If Bill SB-399, which is currently being considered by the Virginia General Assembly, is voted into law, it will increase the amount and specify the types of services that schools provide to children with hearing impairments. I believe SB-399 is a redistributive policy because it mandates that resources which schools might use otherwise be used for students with hearing impairments. However, the bill may also have distributive and regulatory components. Personally I believe the policy types which my classmates and I have been studying do not have well-defined boundaries. Often one specific school policy, such as the bill mentioned, may have aspects of several different types of policies as defined by Fowler (2009) in our class’s textbook.

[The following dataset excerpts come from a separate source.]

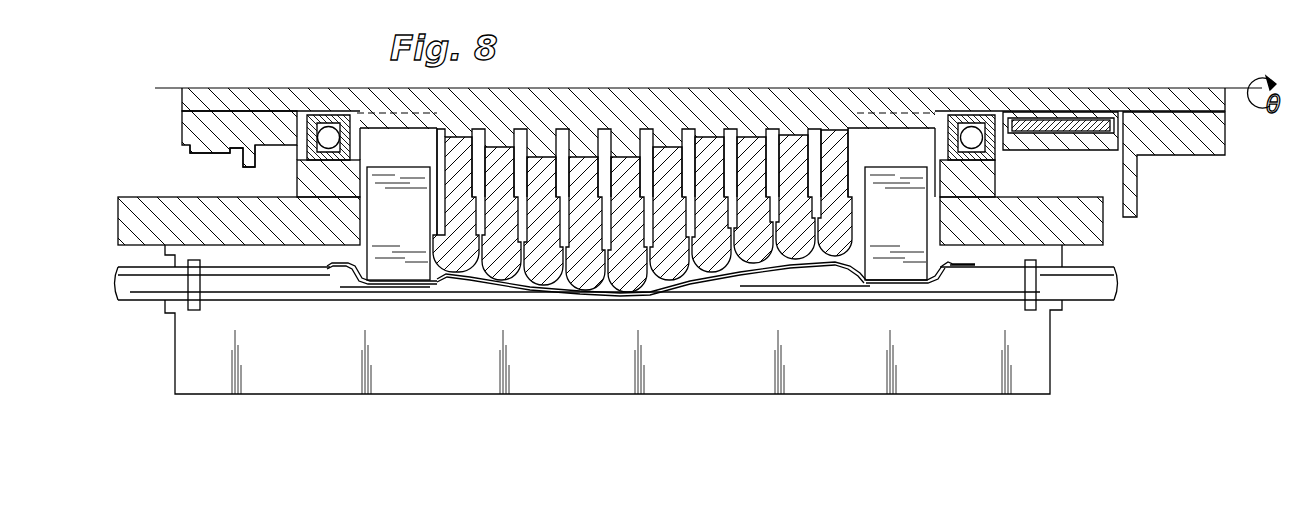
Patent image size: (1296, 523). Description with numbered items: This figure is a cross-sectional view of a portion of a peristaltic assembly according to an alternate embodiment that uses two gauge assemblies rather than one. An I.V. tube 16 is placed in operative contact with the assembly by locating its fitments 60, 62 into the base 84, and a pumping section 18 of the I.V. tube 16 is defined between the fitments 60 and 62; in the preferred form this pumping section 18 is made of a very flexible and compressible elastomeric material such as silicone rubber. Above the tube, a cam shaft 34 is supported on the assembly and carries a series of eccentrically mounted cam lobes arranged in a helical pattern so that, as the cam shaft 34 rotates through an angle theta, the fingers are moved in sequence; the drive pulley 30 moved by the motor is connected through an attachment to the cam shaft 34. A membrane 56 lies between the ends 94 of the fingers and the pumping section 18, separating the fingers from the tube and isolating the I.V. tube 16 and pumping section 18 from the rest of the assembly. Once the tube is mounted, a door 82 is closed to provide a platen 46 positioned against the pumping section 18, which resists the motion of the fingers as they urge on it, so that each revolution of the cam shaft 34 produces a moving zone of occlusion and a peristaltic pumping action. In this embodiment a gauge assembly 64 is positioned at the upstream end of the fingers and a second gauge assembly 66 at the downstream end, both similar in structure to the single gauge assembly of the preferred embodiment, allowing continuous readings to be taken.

The I.V. tube 16 is at (140, 288).
The pumping section 18 is at (322, 290).
The drive pulley 30 is at (210, 153).
The cam shaft 34 is at (190, 137).
The platen 46 is at (513, 293).
The membrane 56 is at (393, 287).
The fitment 60 is at (196, 311).
The fitment 62 is at (1031, 312).
The gauge assembly 64 is at (404, 231).
The second gauge assembly 66 is at (914, 231).
The door 82 is at (806, 372).
The base 84 is at (175, 254).
The ends 94 is at (585, 290).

SB–399 would increase services for students with Hearing Impairments; however, when discussing this bill with several colleagues who have worked in the field of special education much longer than I, they pointed out that this bill asks schools to provide services without providing funding for such services. Specifically in many ways this bill represents an “unfunded mandate”. The bill may cause funds which would be used for needy students eligible for services in other disability categories to be diverted to fund services for students with hearing impairments. Overall serving students with hearing impairments is good; however, legislators should consider the entire special education program (and educational funding in general) before passing a bill which specifies services delivery for a single disability category. Specifically the bill, if passed, will have little impact in Appomattox at the present time where the population of students with hearing impairments is nil; however, in larger counties with signficantly larger HI populations the bill may have drastic funding effects.
I was surprised that some wording in the bill seemed congruent with standards which are already established. The bill mandates that schools consider “the specific communication needs” of students with hearing impairments. I thought school systems were already required to consider the ”communication needs” of students under IDEA. I thought the IDEA legislation required schools to consider “communication needs” of students, whether the students had hearing impairments or spoke a language other than English.
If SB-399 passes the General Assembly I will be curious to see its implementation in schools and the way in which it affects funding.